5. What Role for Victims?

In this session, we will look at the potentially disruptive presence of victims for the trial and the very definition of criminal justice. Traditionally, victims were very much absent from criminal justice in Canada and beyond. However, a strong movement began to manifest itself in the 1970s to ensure that the system at least did not end further victimizing victims. Contrary to an inquisitorial process, where victims typically have a much more central role, the adversarial procedure of the common law is much less at ease with making room for victims. In an accusatorial procedure, there can really only be two parties. This does not meant that rights of an administrative nature, on the edges of the criminal process, cannot be given more pride of place but that it is difficult to consider that victims are "parties" as such.

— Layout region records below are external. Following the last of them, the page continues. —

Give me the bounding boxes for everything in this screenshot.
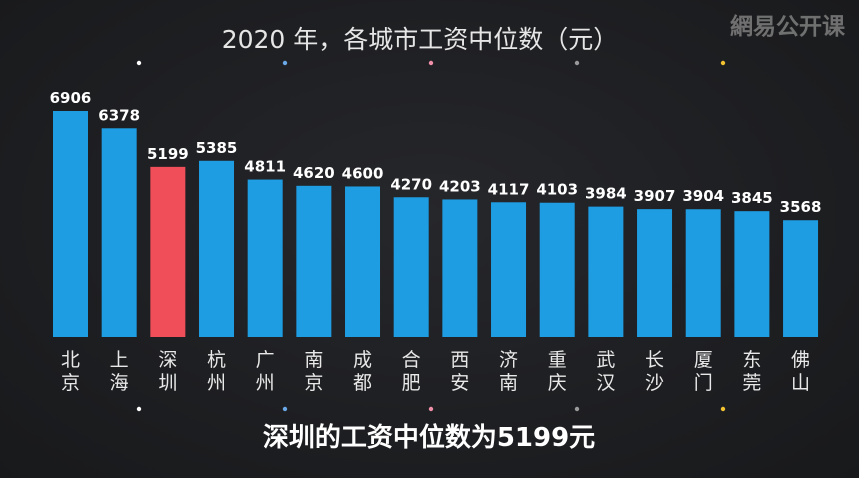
dots-bottom-dot-0 (136, 406, 142, 412)
decorative-dots-top (136, 60, 726, 66)
bar-4 (247, 179, 283, 337)
bar-8 (442, 199, 478, 337)
dots-bottom-dot-2 (428, 406, 434, 412)
dots-top-dot-2 (428, 60, 434, 66)
chart-title: 2020 年，各城市工资中位数（元） (222, 25, 619, 54)
bar-10 (539, 202, 575, 337)
value-label-2: 5199 (147, 145, 189, 163)
value-label-10: 4103 (536, 181, 578, 199)
category-label-12: 长沙 (645, 349, 664, 394)
bar-1 (101, 128, 137, 337)
category-label-5: 南京 (304, 349, 323, 394)
value-label-3: 5385 (196, 139, 238, 157)
dots-top-dot-0 (136, 60, 142, 66)
category-label-2: 深圳 (158, 349, 177, 394)
category-label-14: 东莞 (742, 349, 761, 394)
category-label-8: 西安 (450, 349, 469, 394)
bar-9 (491, 202, 527, 337)
bar-14 (734, 211, 770, 337)
bar-0 (53, 111, 88, 337)
bar-13 (685, 209, 721, 337)
bar-6 (345, 186, 381, 337)
decorative-dots-bottom (136, 406, 726, 412)
watermark-logo: 網易公开课 (730, 13, 846, 40)
dots-top-dot-4 (720, 60, 726, 66)
value-label-7: 4270 (390, 175, 432, 193)
dots-top-dot-1 (282, 60, 288, 66)
value-label-12: 3907 (634, 187, 676, 205)
value-label-0: 6906 (50, 89, 92, 107)
caption-subtitle: 深圳的工资中位数为5199元 (263, 422, 595, 453)
bar-7 (393, 197, 429, 337)
bar-15 (783, 220, 819, 337)
value-label-15: 3568 (780, 198, 822, 216)
category-label-11: 武汉 (596, 349, 615, 394)
value-label-4: 4811 (244, 158, 286, 176)
value-label-5: 4620 (293, 164, 335, 182)
value-label-9: 4117 (488, 180, 530, 198)
bar-2 (150, 166, 186, 337)
category-label-0: 北京 (61, 349, 80, 394)
dots-bottom-dot-4 (720, 406, 726, 412)
bar-5 (296, 185, 332, 337)
dots-bottom-dot-3 (574, 406, 580, 412)
value-label-8: 4203 (439, 177, 481, 195)
category-label-10: 重庆 (548, 349, 567, 394)
bar-3 (199, 160, 235, 337)
bar-11 (588, 206, 624, 337)
bar-12 (637, 209, 673, 337)
category-label-9: 济南 (499, 349, 518, 394)
value-labels-group: 6906 6378 5199 5385 4811 4620 4600 4270 4203 4117… (50, 89, 822, 216)
value-label-1: 6378 (98, 106, 140, 124)
category-label-4: 广州 (256, 349, 275, 394)
value-label-6: 4600 (342, 164, 384, 182)
dots-bottom-dot-1 (282, 406, 288, 412)
category-label-15: 佛山 (791, 349, 810, 394)
category-label-13: 厦门 (694, 349, 713, 394)
value-label-13: 3904 (682, 187, 724, 205)
bars-group (53, 111, 819, 337)
category-label-6: 成都 (353, 349, 372, 394)
category-label-1: 上海 (110, 349, 129, 394)
dots-top-dot-3 (574, 60, 580, 66)
category-label-3: 杭州 (207, 349, 226, 394)
value-label-11: 3984 (585, 185, 627, 203)
value-label-14: 3845 (731, 189, 773, 207)
category-label-7: 合肥 (402, 349, 421, 394)
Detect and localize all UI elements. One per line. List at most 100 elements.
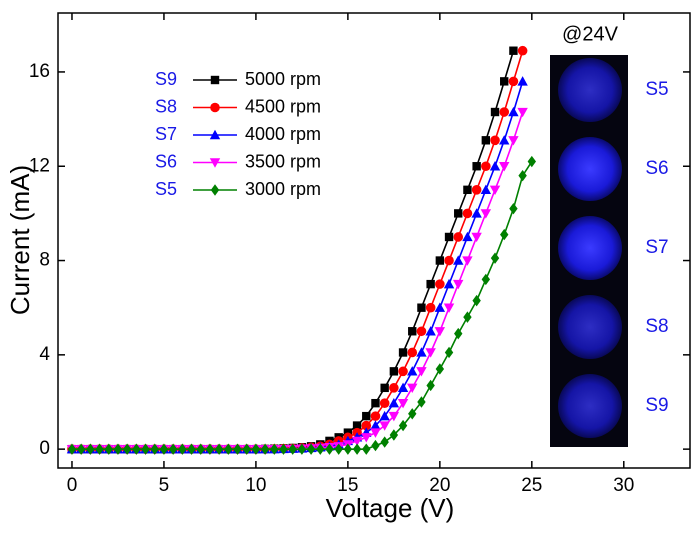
marker bbox=[288, 443, 297, 455]
marker bbox=[224, 443, 233, 455]
legend-sample-label: S6 bbox=[155, 151, 177, 171]
marker bbox=[444, 255, 454, 266]
marker bbox=[380, 436, 389, 448]
device-spot bbox=[558, 374, 622, 438]
marker bbox=[463, 311, 472, 323]
marker bbox=[361, 420, 372, 431]
marker bbox=[76, 443, 86, 455]
marker bbox=[141, 443, 150, 455]
marker bbox=[343, 443, 353, 455]
marker bbox=[380, 383, 389, 393]
marker bbox=[251, 443, 261, 455]
inset-label: S8 bbox=[645, 316, 668, 337]
x-tick-label: 20 bbox=[429, 475, 450, 496]
marker bbox=[408, 327, 417, 336]
x-tick-label: 30 bbox=[613, 475, 634, 496]
marker bbox=[397, 382, 409, 393]
y-tick-label: 16 bbox=[29, 61, 50, 82]
marker bbox=[389, 429, 399, 441]
marker bbox=[435, 256, 445, 265]
legend-sample-label: S9 bbox=[155, 69, 177, 89]
marker bbox=[398, 419, 408, 432]
marker bbox=[435, 279, 445, 289]
legend-marker bbox=[209, 158, 221, 168]
marker bbox=[489, 185, 501, 196]
marker bbox=[500, 77, 509, 86]
marker bbox=[122, 443, 132, 455]
plot-area bbox=[66, 45, 537, 455]
x-tick-label: 10 bbox=[245, 475, 266, 496]
device-spot bbox=[558, 216, 622, 280]
marker bbox=[454, 327, 463, 340]
inset-label: S9 bbox=[645, 395, 668, 416]
legend-marker bbox=[209, 129, 221, 140]
marker bbox=[389, 367, 399, 376]
marker bbox=[408, 408, 417, 420]
marker bbox=[132, 443, 141, 455]
marker bbox=[434, 302, 446, 312]
marker bbox=[425, 302, 436, 313]
marker bbox=[407, 383, 418, 394]
marker bbox=[371, 439, 380, 452]
marker bbox=[388, 411, 400, 422]
marker bbox=[471, 185, 482, 195]
marker bbox=[196, 443, 205, 455]
marker bbox=[481, 273, 491, 286]
marker bbox=[214, 443, 224, 455]
legend-label: 4000 rpm bbox=[245, 124, 321, 144]
y-tick-label: 4 bbox=[39, 344, 50, 365]
inset-label: S6 bbox=[645, 158, 668, 179]
legend-sample-label: S5 bbox=[155, 179, 177, 199]
y-tick-label: 8 bbox=[39, 250, 50, 271]
marker bbox=[471, 232, 482, 243]
marker bbox=[397, 398, 409, 409]
marker bbox=[362, 443, 371, 455]
marker bbox=[178, 443, 187, 455]
marker bbox=[462, 231, 473, 242]
y-tick-label: 0 bbox=[39, 438, 50, 459]
marker bbox=[407, 347, 418, 358]
legend-label: 3500 rpm bbox=[245, 151, 321, 171]
marker bbox=[379, 421, 390, 431]
marker bbox=[463, 185, 472, 195]
marker bbox=[417, 396, 426, 408]
x-axis-title: Voltage (V) bbox=[326, 493, 455, 523]
marker bbox=[334, 443, 343, 455]
marker bbox=[279, 443, 288, 455]
marker bbox=[435, 363, 445, 375]
marker bbox=[371, 398, 380, 408]
marker bbox=[509, 46, 518, 55]
y-axis-title: Current (mA) bbox=[5, 165, 35, 315]
marker bbox=[270, 443, 279, 455]
marker bbox=[509, 202, 518, 215]
marker bbox=[297, 443, 307, 455]
legend-marker bbox=[210, 184, 220, 196]
marker bbox=[168, 443, 178, 455]
marker bbox=[480, 184, 492, 195]
marker bbox=[95, 443, 104, 455]
marker bbox=[426, 279, 435, 289]
marker bbox=[352, 421, 362, 430]
marker bbox=[187, 443, 196, 455]
marker bbox=[260, 443, 270, 455]
marker bbox=[490, 252, 500, 264]
marker bbox=[490, 135, 500, 146]
marker bbox=[150, 443, 159, 455]
marker bbox=[489, 161, 501, 171]
legend-sample-label: S7 bbox=[155, 124, 177, 144]
marker bbox=[499, 107, 510, 117]
marker bbox=[407, 366, 418, 376]
legend-label: 3000 rpm bbox=[245, 179, 321, 199]
inset-label: S5 bbox=[645, 79, 668, 100]
marker bbox=[398, 366, 408, 377]
marker bbox=[508, 106, 519, 117]
marker bbox=[444, 346, 454, 359]
device-spot bbox=[558, 137, 622, 201]
marker bbox=[444, 232, 454, 242]
marker bbox=[416, 347, 427, 357]
marker bbox=[233, 443, 242, 455]
marker bbox=[205, 443, 215, 455]
marker bbox=[316, 443, 325, 455]
legend-marker bbox=[210, 75, 220, 85]
legend-label: 4500 rpm bbox=[245, 96, 321, 116]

The United Nations had a key role in adopting the Declaration of Basic Principles of Justice for Victims of Crime and Abuse of Power. This is not an international treaty, just soft law that nonetheless was adopted by the UN General Assembly and has a certain weight. For our purposes, focus mostly on the rights of victims of crime. The broad parameters of a more victim-sensitive regime are outlined. For example, such efforts should be "without prejudice to the rights of suspects or offenders". The central idea is that "Victims should be treated with compassion and respect for their dignity." This means in particular a certain access to justice and a certain responsiveness to the needs of victims. There is both a specifically judicial and a more generally administrative aspect to this: the former is clearly the most complex from the point of view of justice.

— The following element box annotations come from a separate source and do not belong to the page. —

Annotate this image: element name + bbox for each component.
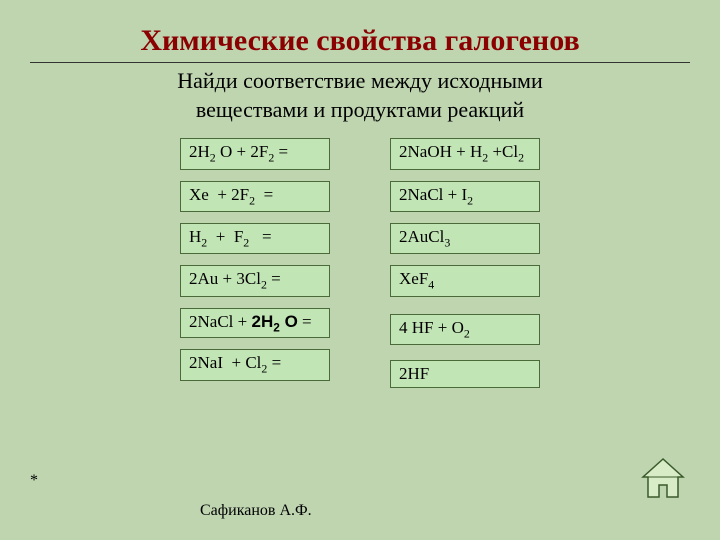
divider — [30, 62, 690, 63]
product-box[interactable]: 2HF — [390, 360, 540, 388]
home-icon[interactable] — [640, 457, 686, 506]
reactant-box[interactable]: 2Au + 3Cl2 = — [180, 265, 330, 296]
footnote-marker: * — [30, 472, 38, 490]
product-box[interactable]: 4 HF + O2 — [390, 314, 540, 345]
subtitle-line-1: Найди соответствие между исходными — [177, 68, 543, 93]
matching-columns: 2H2 O + 2F2 = Xe + 2F2 = H2 + F2 = 2Au +… — [0, 138, 720, 388]
left-column: 2H2 O + 2F2 = Xe + 2F2 = H2 + F2 = 2Au +… — [180, 138, 330, 388]
reactant-box[interactable]: 2H2 O + 2F2 = — [180, 138, 330, 169]
subtitle: Найди соответствие между исходными вещес… — [0, 67, 720, 124]
reactant-box[interactable]: 2NaCl + 2H2 O = — [180, 308, 330, 338]
product-box[interactable]: 2NaOH + H2 +Cl2 — [390, 138, 540, 169]
subtitle-line-2: веществами и продуктами реакций — [196, 97, 524, 122]
reactant-box[interactable]: Xe + 2F2 = — [180, 181, 330, 212]
page-title: Химические свойства галогенов — [0, 0, 720, 58]
right-column: 2NaOH + H2 +Cl2 2NaCl + I2 2AuCl3 XeF4 4… — [390, 138, 540, 388]
product-box[interactable]: XeF4 — [390, 265, 540, 296]
author-name: Сафиканов А.Ф. — [200, 502, 312, 520]
product-box[interactable]: 2NaCl + I2 — [390, 181, 540, 212]
reactant-box[interactable]: 2NaI + Cl2 = — [180, 349, 330, 380]
product-box[interactable]: 2AuCl3 — [390, 223, 540, 254]
reactant-box[interactable]: H2 + F2 = — [180, 223, 330, 254]
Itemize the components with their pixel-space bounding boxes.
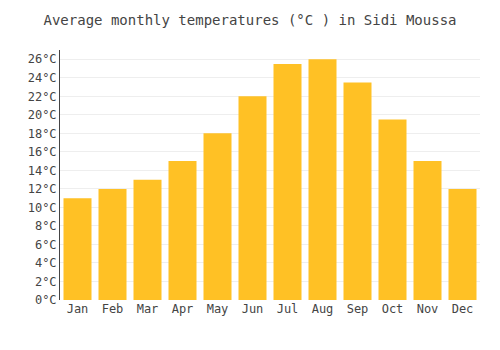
- svg-text:26°C: 26°C: [28, 52, 57, 66]
- svg-text:10°C: 10°C: [28, 201, 57, 215]
- svg-text:Feb: Feb: [102, 302, 124, 316]
- svg-text:4°C: 4°C: [35, 256, 57, 270]
- svg-text:6°C: 6°C: [35, 238, 57, 252]
- svg-text:2°C: 2°C: [35, 275, 57, 289]
- svg-text:Average monthly temperatures (: Average monthly temperatures (°C ) in Si…: [43, 12, 456, 28]
- svg-text:Jun: Jun: [242, 302, 264, 316]
- svg-text:8°C: 8°C: [35, 219, 57, 233]
- svg-text:24°C: 24°C: [28, 71, 57, 85]
- svg-text:Oct: Oct: [382, 302, 404, 316]
- svg-text:22°C: 22°C: [28, 90, 57, 104]
- svg-text:Nov: Nov: [417, 302, 439, 316]
- svg-text:0°C: 0°C: [35, 293, 57, 307]
- svg-text:16°C: 16°C: [28, 145, 57, 159]
- svg-text:May: May: [207, 302, 229, 316]
- svg-text:Apr: Apr: [172, 302, 194, 316]
- svg-text:12°C: 12°C: [28, 182, 57, 196]
- svg-text:14°C: 14°C: [28, 164, 57, 178]
- svg-text:Jan: Jan: [67, 302, 89, 316]
- svg-text:Mar: Mar: [137, 302, 159, 316]
- svg-text:Sep: Sep: [347, 302, 369, 316]
- svg-text:20°C: 20°C: [28, 108, 57, 122]
- svg-text:Aug: Aug: [312, 302, 334, 316]
- svg-text:18°C: 18°C: [28, 127, 57, 141]
- svg-text:Dec: Dec: [452, 302, 474, 316]
- svg-text:Jul: Jul: [277, 302, 299, 316]
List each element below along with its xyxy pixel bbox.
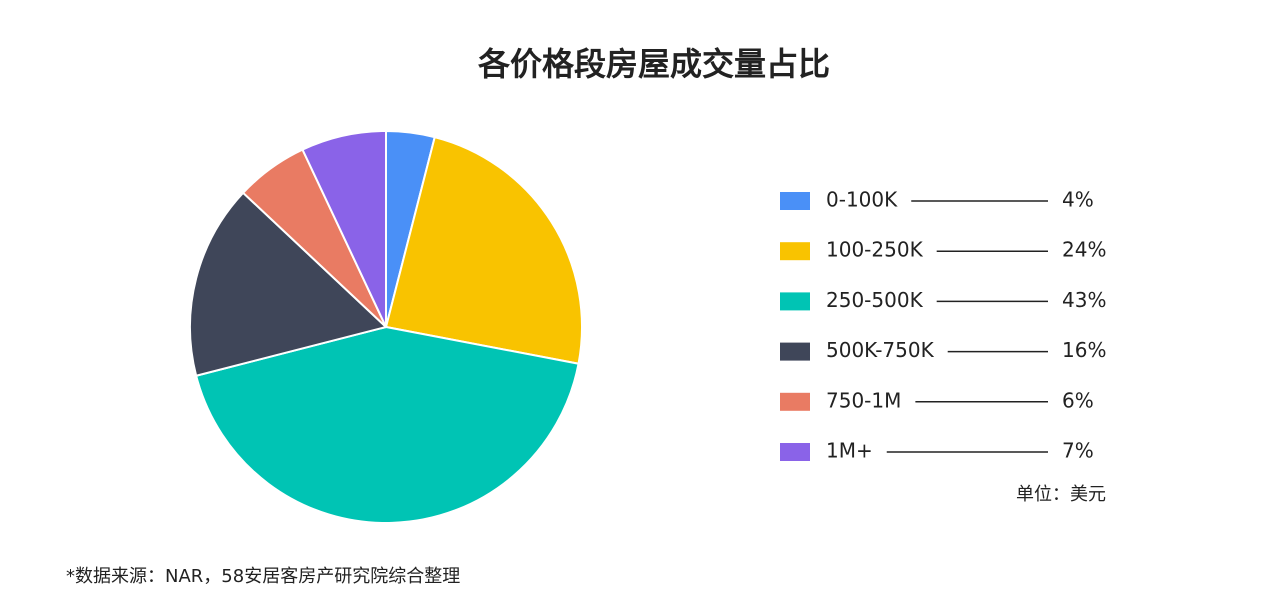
legend-swatch bbox=[780, 392, 810, 411]
legend-label: 1M+ bbox=[826, 439, 873, 463]
legend-label: 0-100K bbox=[826, 188, 898, 212]
pie-slice bbox=[189, 191, 389, 377]
legend-value: 4% bbox=[1062, 188, 1094, 212]
legend-value: 16% bbox=[1062, 338, 1106, 362]
legend-value: 7% bbox=[1062, 439, 1094, 463]
legend-label: 100-250K bbox=[826, 238, 924, 262]
source-note: *数据来源：NAR，58安居客房产研究院综合整理 bbox=[66, 566, 460, 587]
legend-value: 24% bbox=[1062, 238, 1106, 262]
chart-title: 各价格段房屋成交量占比 bbox=[478, 45, 830, 83]
legend-label: 250-500K bbox=[826, 288, 924, 312]
legend-swatch bbox=[780, 342, 810, 361]
legend-value: 43% bbox=[1062, 288, 1106, 312]
legend-swatch bbox=[780, 192, 810, 210]
pie-slice bbox=[194, 325, 580, 524]
legend-label: 500K-750K bbox=[826, 338, 935, 362]
legend-swatch bbox=[780, 443, 810, 461]
legend-value: 6% bbox=[1062, 388, 1094, 412]
pie-slice bbox=[301, 129, 387, 328]
legend-swatch bbox=[780, 292, 810, 311]
pie-slice bbox=[384, 135, 583, 365]
legend-label: 750-1M bbox=[826, 388, 901, 412]
unit-note: 单位：美元 bbox=[1016, 484, 1106, 505]
legend-swatch bbox=[780, 242, 810, 261]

It took 30 years for a Victim Bill of Rights to be adopted in Canada. The key rights protected therein are information, protection, participation and restitution. The practical implementation of those rights, however, is more complicated. One issue for example is whether the rights of the victims, especially victims who testify, might ever end up curtailing those of the defence. The rights to privacy or freedom of thought or religion of victims, for example, might clash with the need for a full adversarial process and open cross-examination. Although victims have a right to be consulted, the case law has also drawn the line quite clearly to indicate that they do not have the upper hand on the prosecution (in inquisitorial systems the victims may be better able to 'piggy-back' on the state's action). The question arises in particular in cases where victims do not support prosecutions, for example in cases of intimate partner violence. How much should the Prosecution defer to such wishes, and how much should it be willing to ignore them? There are problems associated with both positions, the risk of sacrificing the public interest and the protection of victims, or the risk of further victimizing victims by not taking their wishes seriously.

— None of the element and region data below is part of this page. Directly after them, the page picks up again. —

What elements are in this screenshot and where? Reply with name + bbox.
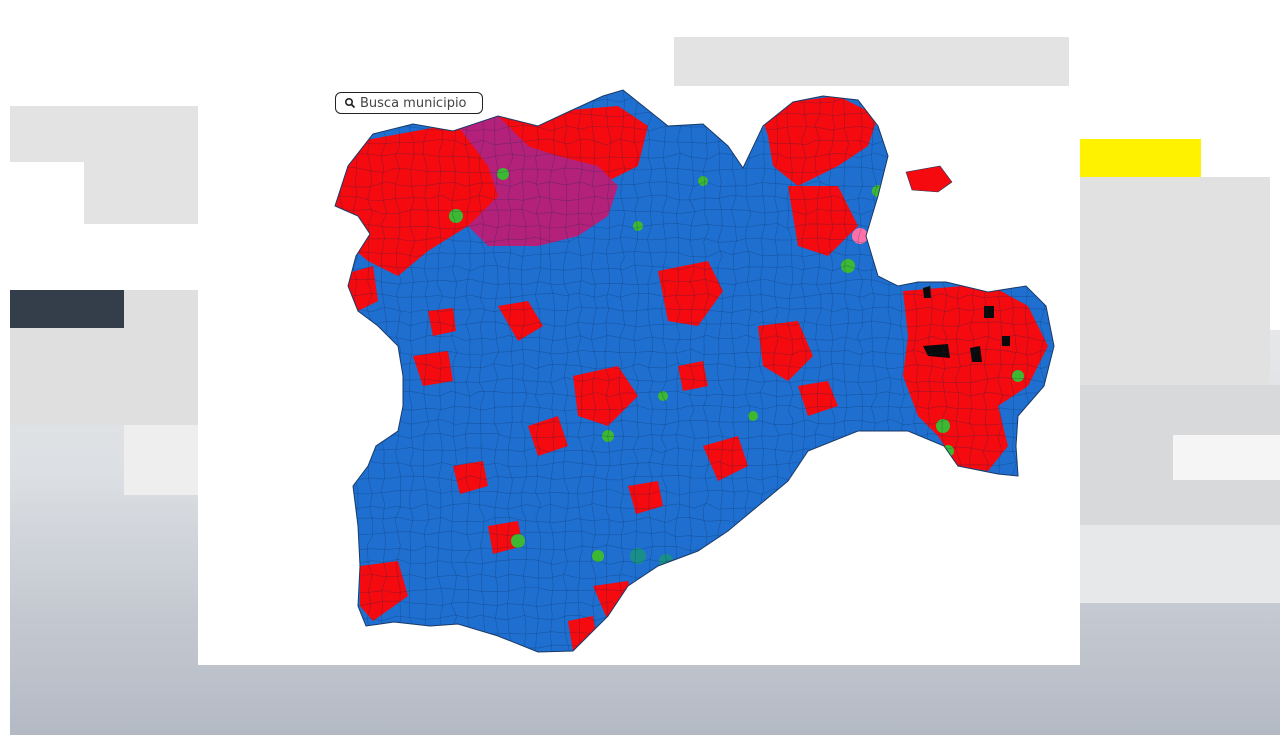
green-region	[602, 430, 614, 442]
black-region	[923, 286, 931, 298]
teal-region	[630, 548, 646, 564]
red-region-northeast	[758, 96, 878, 186]
green-region	[748, 411, 758, 421]
red-region-center-4	[498, 301, 543, 341]
green-region	[633, 221, 643, 231]
green-region	[497, 168, 509, 180]
magenta-region	[458, 116, 618, 246]
background-block	[1080, 525, 1280, 603]
green-region	[936, 419, 950, 433]
green-region	[511, 534, 525, 548]
green-region	[1012, 370, 1024, 382]
background-block	[674, 37, 1069, 86]
red-region-east	[903, 284, 1048, 471]
red-region-mid-5	[798, 381, 838, 416]
background-block	[84, 160, 198, 224]
red-region-mid-2	[703, 436, 748, 481]
green-region	[449, 209, 463, 223]
red-region-center-1	[658, 261, 723, 326]
green-region	[841, 259, 855, 273]
red-region-west-2	[413, 351, 453, 386]
black-region	[984, 306, 994, 318]
red-enclave-northeast	[905, 165, 953, 193]
black-region	[970, 346, 982, 362]
search-icon	[344, 97, 356, 109]
red-region-mid-1	[528, 416, 568, 456]
search-placeholder: Busca municipio	[360, 95, 467, 111]
background-block	[1080, 177, 1270, 385]
red-region-northwest	[335, 116, 528, 276]
background-accent-yellow	[1080, 139, 1201, 177]
background-accent-dark	[10, 290, 124, 328]
municipality-map[interactable]	[198, 86, 1080, 665]
map-panel: Busca municipio	[198, 86, 1080, 665]
red-region-southwest	[360, 561, 408, 621]
search-municipality-input[interactable]: Busca municipio	[335, 92, 483, 114]
black-region	[1002, 336, 1010, 346]
green-region	[592, 550, 604, 562]
background-block	[1173, 435, 1280, 480]
red-region-center-3	[758, 321, 813, 381]
green-region	[698, 176, 708, 186]
red-region-mid-3	[453, 461, 488, 494]
background-block	[124, 425, 198, 495]
red-region-northeast-2	[788, 186, 858, 256]
pink-region	[852, 228, 868, 244]
red-region-mid-7	[678, 361, 708, 391]
green-region	[658, 391, 668, 401]
red-region-center-2	[573, 366, 638, 426]
background-block	[10, 106, 198, 162]
red-region-mid-4	[628, 481, 663, 514]
red-region-mid-6	[428, 308, 456, 336]
black-region	[923, 344, 950, 358]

The participation of victims remains an area of contention among commentators. More traditionalist scholars are particularly wary of how giving too much of a place to victims might upset the delicate balance of the adversarial trial and end up violating the rights of the defendants. Scholars who are more open to victim participation will point out that victim clearly have rights too, and that insofar as possible these should be respected. There are many ways in which the rights of the defence, the prerogatives of the Crown and the dignity of victims can be reconciled but these typically take work and subtlety, and this is an area that has emerged as a strong challenge of the criminal justice system's traditional methods.